Credit Card Wars: Low Fixed vs. Zero Introductory

 
Author: Tim Day
 

You call a credit card centre and seek information about their line of cards. You want to know whether it would make more sense to pursue a low fixed rate credit card or if you should look into a card that features a 12 month 0% APR introductory offer to pay off a higher interest credit card.

The credit card company may well advise you to get the card that would be in their best interest - not yours.

You might think that the answer to this question should be an easy one. However, that doesn't take into account the various shades and colours of your credit habits.

Low Fixed Interest

This type of card will make perfect sense for someone who typically pays off their credit quickly. Typically speaking this credit user will not allow 60 days to pass before having the entire past due amount repaid.
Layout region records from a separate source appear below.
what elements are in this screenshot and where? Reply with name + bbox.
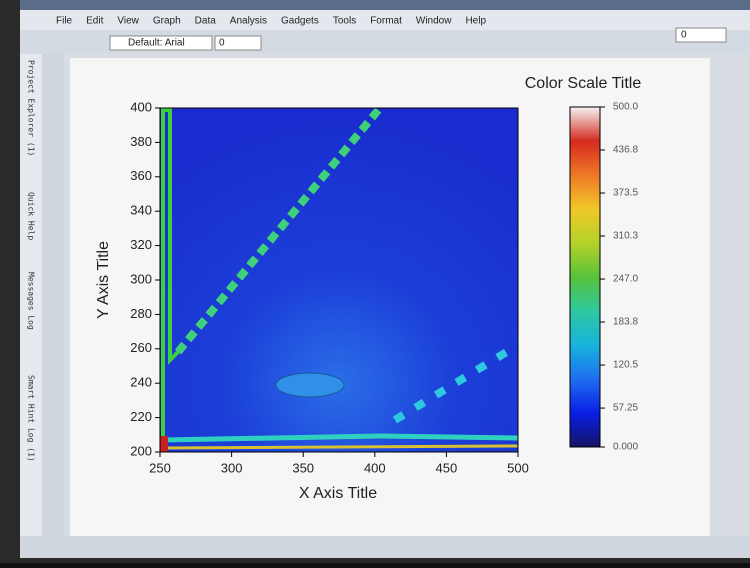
contour-edge <box>162 433 519 443</box>
width-box[interactable] <box>675 27 727 43</box>
contour-field <box>160 108 518 452</box>
y-tick-label: 300 <box>130 271 152 286</box>
side-panel <box>20 54 42 554</box>
x-tick-label: 350 <box>292 460 314 475</box>
menu-item[interactable]: File <box>56 16 73 27</box>
y-axis-title: Y Axis Title <box>95 241 112 319</box>
y-tick-label: 320 <box>130 237 152 252</box>
menu-bar <box>20 10 750 30</box>
bottom-toolbar <box>20 536 750 558</box>
tools-bar <box>42 54 64 554</box>
y-tick-label: 240 <box>130 375 152 390</box>
chart: 250 300 350 400 450 500 200 220 240 260 280 300 320 3… <box>130 99 638 475</box>
contour-edge <box>162 444 519 450</box>
x-tick-label: 500 <box>507 460 529 475</box>
colorbar <box>569 106 601 448</box>
title-bar <box>20 0 750 10</box>
line-width: 0 <box>681 30 687 41</box>
menu-item[interactable]: Tools <box>333 16 356 27</box>
colorbar-tick-label: 57.25 <box>613 403 638 414</box>
contour-edge <box>161 108 180 452</box>
menu-item[interactable]: Help <box>465 16 486 27</box>
menu-item[interactable]: Window <box>416 16 452 27</box>
menu: File Edit View Graph Data Analysis Gadgets Tool… <box>56 16 486 27</box>
colorbar-tick-label: 373.5 <box>613 188 638 199</box>
colorbar-title: Color Scale Title <box>525 75 642 92</box>
side-panels: Project Explorer (1) Quick Help Messages L… <box>27 60 36 462</box>
x-tick-label: 450 <box>436 460 458 475</box>
side-panel-tab[interactable]: Messages Log <box>27 272 36 330</box>
y-tick-label: 380 <box>130 134 152 149</box>
colorbar-tick-label: 500.0 <box>613 102 638 113</box>
font-box[interactable] <box>109 35 213 51</box>
menu-item[interactable]: Data <box>195 16 217 27</box>
x-tick-label: 400 <box>364 460 386 475</box>
colorbar-tick-label: 310.3 <box>613 231 638 242</box>
size-box[interactable] <box>214 35 262 51</box>
side-panel-tab[interactable]: Quick Help <box>27 192 36 240</box>
menu-item[interactable]: Analysis <box>230 16 267 27</box>
colorbar-tick-label: 0.000 <box>613 442 638 453</box>
y-tick-label: 200 <box>130 443 152 458</box>
menu-item[interactable]: Gadgets <box>281 16 319 27</box>
y-tick-label: 360 <box>130 168 152 183</box>
y-tick-label: 220 <box>130 409 152 424</box>
colorbar-tick-label: 183.8 <box>613 317 638 328</box>
x-tick-label: 250 <box>149 460 171 475</box>
x-tick-label: 300 <box>221 460 243 475</box>
menu-item[interactable]: Format <box>370 16 402 27</box>
contour-ridge <box>392 341 521 424</box>
x-axis-title: X Axis Title <box>299 485 377 502</box>
side-panel-tab[interactable]: Smart Hint Log (1) <box>27 375 36 462</box>
menu-item[interactable]: View <box>117 16 139 27</box>
menu-item[interactable]: Graph <box>153 16 181 27</box>
colorbar-tick-label: 247.0 <box>613 274 638 285</box>
contour-ridge <box>174 105 384 355</box>
colorbar-tick-label: 120.5 <box>613 360 638 371</box>
y-tick-label: 280 <box>130 306 152 321</box>
contour-corner <box>160 436 168 452</box>
y-tick-label: 340 <box>130 203 152 218</box>
y-tick-label: 260 <box>130 340 152 355</box>
font-size: 0 <box>219 38 225 49</box>
side-panel-tab[interactable]: Project Explorer (1) <box>27 60 36 156</box>
colorbar-tick-label: 436.8 <box>613 145 638 156</box>
contour-blob <box>275 372 345 398</box>
y-tick-label: 400 <box>130 99 152 114</box>
menu-item[interactable]: Edit <box>86 16 103 27</box>
font-name: Default: Arial <box>128 38 185 49</box>
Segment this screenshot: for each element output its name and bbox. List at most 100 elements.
In this scenario it makes perfect sense to choose a low fixed rate because the user will rarely need to pay off excessive interest fees. This type of user generally refuses to allow accumulated past due amounts.

Zero Interest for a Year

This type of card provides a window of opportunity for a user of credit that happens to have a large overdue amount. This offer could save you hundreds of pounds during the life of the offer depending entirely on your accumulated debt load.

One way that credit card companies hope to offset their loss of revenue through interest is by encouraging you to use your new card while enjoying the benefits of zero interest on the transferred balance. However, unless they state that new purchases also enjoy a zero interest offer then it would be wise not to use the card for new purchases during the year you are paying off the principle on your credit card debt.

What users typically do not take into account is that until the transferred debt is completely repaid, any new purchases are completely subjected to higher interest rates. The lender will not consider using your monthly payment to pay the new debt off until the transferred debt is paid in full.

What this means is that the new debt accumulates up to 24% in interest every year. If it takes you eight years to pay off a significant debt transfer you will likely pay two-three times for every item you purchased after accepting the zero interest for a year offer - and remember the offer is only good for twelve months.

A Solution?

The solution may well be to exercise both options. A low fixed interest credit card for new purchases and a zero interest for a year offer to pay down debt more quickly.

The difficulty with this scenario is that it requires a discipline that many of us simply do not have. That discipline, or course, is to refuse to go further into debt. A zero interest offer looks great. However, if you're spending remains beyond your monthly means to repay then you may simply be accepting the offer as a method of continuing bad spending habits.

To Conclude

Only you know your financial situation, but by taking a few steps to ascertain your spending habits, financial goals and objectives as well as commitment to repay outstanding debt, you have the best chance of discovering a course of action that assists in both present and future financial success.